Thanks for taking a minute tonight. These small kitchen-table moments are where math lives.
— Math for Young Minds
🔑 Cheat sheet (visual)
🔑 Multiplying fractions = scale by a fraction
Picture 1 — Whole × fraction: 4 × 2/3
┌───┬───┐ ┌───┬───┐ ┌───┬───┐ ┌───┬───┐
│ ▓ │ ▓ │ │ ▓ │ ▓ │ │ ▓ │ ▓ │ │ ▓ │ ▓ │
└───┴───┘ └───┴───┘ └───┴───┘ └───┴───┘
2 thirds 2 thirds 2 thirds 2 thirds
4 groups of 2/3 = 8/3 = 2 2/3
Count the shaded pieces: 8 thirds. ✨
Picture 2 — Fraction × fraction: 2/3 × 3/4
Take 3/4 of a square. Then take 2/3 of that.
← 3/4 wide →
┌───┬───┬───┲━━━┓
│ ▓ │ ▓ │ ▓ ┃ ┃ ↑
├───┼───┼───╂───┨ 2/3
│ ▓ │ ▓ │ ▓ ┃ ┃ tall
┝━━━┿━━━┿━━━╋━━━┩ ↓
│ │ │ │ │
└───┴───┴───┴───┘
shaded: 6 little boxes
total : 12 little boxes
2 3 2 × 3 6 1
─── × ─── = ─────── = ── = ─
3 4 3 × 4 12 2
😲 Smaller than both 2/3 and 3/4!
How to read the sign
top × top
┌──── multiply the tops
│
2 3 ↓ 2 × 3 6
─── × ─── = ─────────── = ────
3 4 3 × 4 12
↑
└──── multiply the bottoms
(no common denominator needed!)
Say it: "two-thirds of three-fourths." The word of = ×.

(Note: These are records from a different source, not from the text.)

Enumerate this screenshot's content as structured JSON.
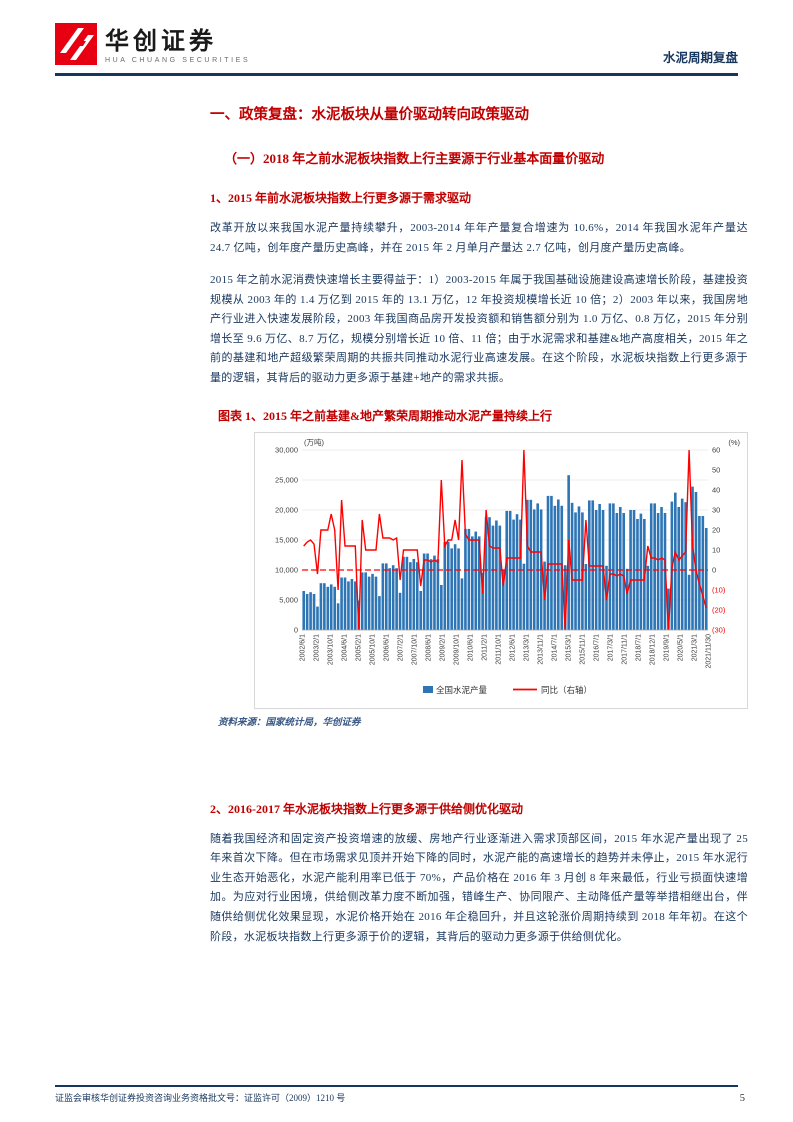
{
  "header": {
    "brand_cn": "华创证券",
    "brand_en": "HUA CHUANG SECURITIES",
    "doc_label": "水泥周期复盘"
  },
  "content": {
    "h1": "一、政策复盘：水泥板块从量价驱动转向政策驱动",
    "h2": "（一）2018 年之前水泥板块指数上行主要源于行业基本面量价驱动",
    "h3_1": "1、2015 年前水泥板块指数上行更多源于需求驱动",
    "para1": "改革开放以来我国水泥产量持续攀升，2003-2014 年年产量复合增速为 10.6%，2014 年我国水泥年产量达 24.7 亿吨，创年度产量历史高峰，并在 2015 年 2 月单月产量达 2.7 亿吨，创月度产量历史高峰。",
    "para2": "2015 年之前水泥消费快速增长主要得益于：1）2003-2015 年属于我国基础设施建设高速增长阶段，基建投资规模从 2003 年的 1.4 万亿到 2015 年的 13.1 万亿，12 年投资规模增长近 10 倍；2）2003 年以来，我国房地产行业进入快速发展阶段，2003 年我国商品房开发投资额和销售额分别为 1.0 万亿、0.8 万亿，2015 年分别增长至 9.6 万亿、8.7 万亿，规模分别增长近 10 倍、11 倍；由于水泥需求和基建&地产高度相关，2015 年之前的基建和地产超级繁荣周期的共振共同推动水泥行业高速发展。在这个阶段，水泥板块指数上行更多源于量的逻辑，其背后的驱动力更多源于基建+地产的需求共振。",
    "figure_caption": "图表 1、2015 年之前基建&地产繁荣周期推动水泥产量持续上行",
    "figure_source": "资料来源：国家统计局，华创证券",
    "h3_2": "2、2016-2017 年水泥板块指数上行更多源于供给侧优化驱动",
    "para3": "随着我国经济和固定资产投资增速的放缓、房地产行业逐渐进入需求顶部区间，2015 年水泥产量出现了 25 年来首次下降。但在市场需求见顶并开始下降的同时，水泥产能的高速增长的趋势并未停止，2015 年水泥行业生态开始恶化，水泥产能利用率已低于 70%，产品价格在 2016 年 3 月创 8 年来最低，行业亏损面快速增加。为应对行业困境，供给侧改革力度不断加强，错峰生产、协同限产、主动降低产量等举措相继出台，伴随供给侧优化效果显现，水泥价格开始在 2016 年企稳回升，并且这轮涨价周期持续到 2018 年年初。在这个阶段，水泥板块指数上行更多源于价的逻辑，其背后的驱动力更多源于供给侧优化。"
  },
  "footer": {
    "left": "证监会审核华创证券投资咨询业务资格批文号：证监许可（2009）1210 号",
    "page_number": "5"
  },
  "colors": {
    "heading_red": "#c00000",
    "body_blue": "#17365d",
    "navy_rule": "#17365d",
    "bar_blue": "#2e75b6",
    "line_red": "#ff0000",
    "logo_red": "#e60012"
  },
  "chart_data": {
    "type": "bar+line",
    "title": "2015 年之前基建&地产繁荣周期推动水泥产量持续上行",
    "note": "monthly series estimated from figure (bimonthly sampling 2002/6–2021/11)",
    "unit_left": "(万吨)",
    "unit_right": "(%)",
    "left_axis": {
      "min": 0,
      "max": 30000,
      "step": 5000,
      "labels": [
        "0",
        "5,000",
        "10,000",
        "15,000",
        "20,000",
        "25,000",
        "30,000"
      ]
    },
    "right_axis": {
      "min": -30,
      "max": 60,
      "step": 10,
      "labels": [
        "(30)",
        "(20)",
        "(10)",
        "0",
        "10",
        "20",
        "30",
        "40",
        "50",
        "60"
      ]
    },
    "zero_line": {
      "axis": "right",
      "value": 0,
      "style": "dashed",
      "color": "#ff0000"
    },
    "x_tick_labels": [
      "2002/6/1",
      "2003/2/1",
      "2003/10/1",
      "2004/6/1",
      "2005/2/1",
      "2005/10/1",
      "2006/6/1",
      "2007/2/1",
      "2007/10/1",
      "2008/6/1",
      "2009/2/1",
      "2009/10/1",
      "2010/6/1",
      "2011/2/1",
      "2011/10/1",
      "2012/6/1",
      "2013/3/1",
      "2013/11/1",
      "2014/7/1",
      "2015/3/1",
      "2015/11/1",
      "2016/7/1",
      "2017/3/1",
      "2017/11/1",
      "2018/7/1",
      "2018/12/1",
      "2019/9/1",
      "2020/5/1",
      "2021/3/1",
      "2021/11/30"
    ],
    "legend": [
      {
        "label": "全国水泥产量",
        "color": "#2e75b6",
        "type": "bar"
      },
      {
        "label": "同比（右轴）",
        "color": "#ff0000",
        "type": "line"
      }
    ],
    "production": [
      6500,
      6000,
      6300,
      6000,
      3900,
      7800,
      7800,
      7200,
      7600,
      7200,
      4450,
      8750,
      8750,
      8100,
      8500,
      8100,
      4900,
      9600,
      9600,
      8900,
      9350,
      8900,
      5650,
      11100,
      11100,
      10300,
      10800,
      10300,
      6200,
      12200,
      12200,
      11300,
      11850,
      11300,
      6500,
      12750,
      12750,
      11800,
      12400,
      11800,
      7500,
      14700,
      14700,
      13600,
      14300,
      13600,
      8600,
      16850,
      16850,
      15600,
      16400,
      15600,
      9550,
      18800,
      18800,
      17400,
      18250,
      17400,
      10100,
      19850,
      19850,
      18400,
      19300,
      18400,
      11050,
      21700,
      21700,
      20100,
      21100,
      20100,
      11400,
      22350,
      22350,
      20700,
      21750,
      20700,
      10800,
      25800,
      21200,
      19600,
      20600,
      19600,
      11000,
      21600,
      21600,
      20000,
      21000,
      20000,
      10700,
      21100,
      21100,
      19500,
      20500,
      19500,
      10200,
      20000,
      20000,
      18500,
      19400,
      18500,
      10700,
      21100,
      21100,
      19500,
      20500,
      19500,
      6900,
      21400,
      22900,
      20500,
      21900,
      21300,
      9200,
      23900,
      23000,
      19000,
      19000,
      17000
    ],
    "yoy": [
      12,
      14,
      15,
      13,
      -2,
      20,
      20,
      20,
      28,
      20,
      -10,
      35,
      12,
      12,
      12,
      12,
      -32,
      25,
      10,
      10,
      10,
      10,
      28,
      16,
      16,
      16,
      15,
      16,
      -5,
      10,
      10,
      10,
      10,
      10,
      -8,
      5,
      5,
      4,
      5,
      4,
      45,
      12,
      15,
      15,
      25,
      15,
      55,
      18,
      15,
      15,
      15,
      15,
      -12,
      30,
      12,
      11,
      11,
      11,
      -8,
      6,
      6,
      6,
      6,
      6,
      60,
      12,
      9,
      9,
      9,
      9,
      -15,
      3,
      3,
      3,
      3,
      3,
      -32,
      15,
      -5,
      -5,
      -5,
      -5,
      25,
      2,
      2,
      2,
      2,
      2,
      -15,
      -2,
      -2,
      -3,
      -2,
      -3,
      -12,
      -5,
      -5,
      -5,
      -5,
      -5,
      12,
      6,
      6,
      5,
      6,
      5,
      -30,
      1,
      9,
      5,
      7,
      9,
      60,
      12,
      0,
      -7,
      -13,
      -19
    ]
  }
}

When does the answer shrink?
| ✅ Result is SMALLER when... | ❌ Result is BIGGER when... |
|---|---|
| you scale by a fraction < 1 | you multiply by a whole number ≥ 1 |
1/2 × 1/2 = 1/4 |
4 × 2/3 = 8/3 |
| half of a half is a quarter | 4 groups of 2/3 is more than 2/3 |
Multiplying by less than 1 → you get a part of the other number.
You try — 1/2 × 1/2
┌───┬───┐ ┌───┬───┐
│ ▓ │ ▓ │ → │ ▓ │ │
├───┼───┤ ├───┼───┤
│ │ │ │ │ │
└───┴───┘ └───┴───┘
half shaded half of that half
➤ 1/2 × 1/2 = ___
Answer:
1/4
🍰 Stretch — half a batch
Recipe needs 3/4 cup sugar. Make 1/2 batch.
1 3 1 × 3 3
─── × ─── = ─────── = ─── cup
2 4 2 × 4 8
➤ 3/8 cup of sugar 🥄
🏠 Take home: halve a cookie recipe · double pancakes · cut a salad in thirds. Multiply every fraction!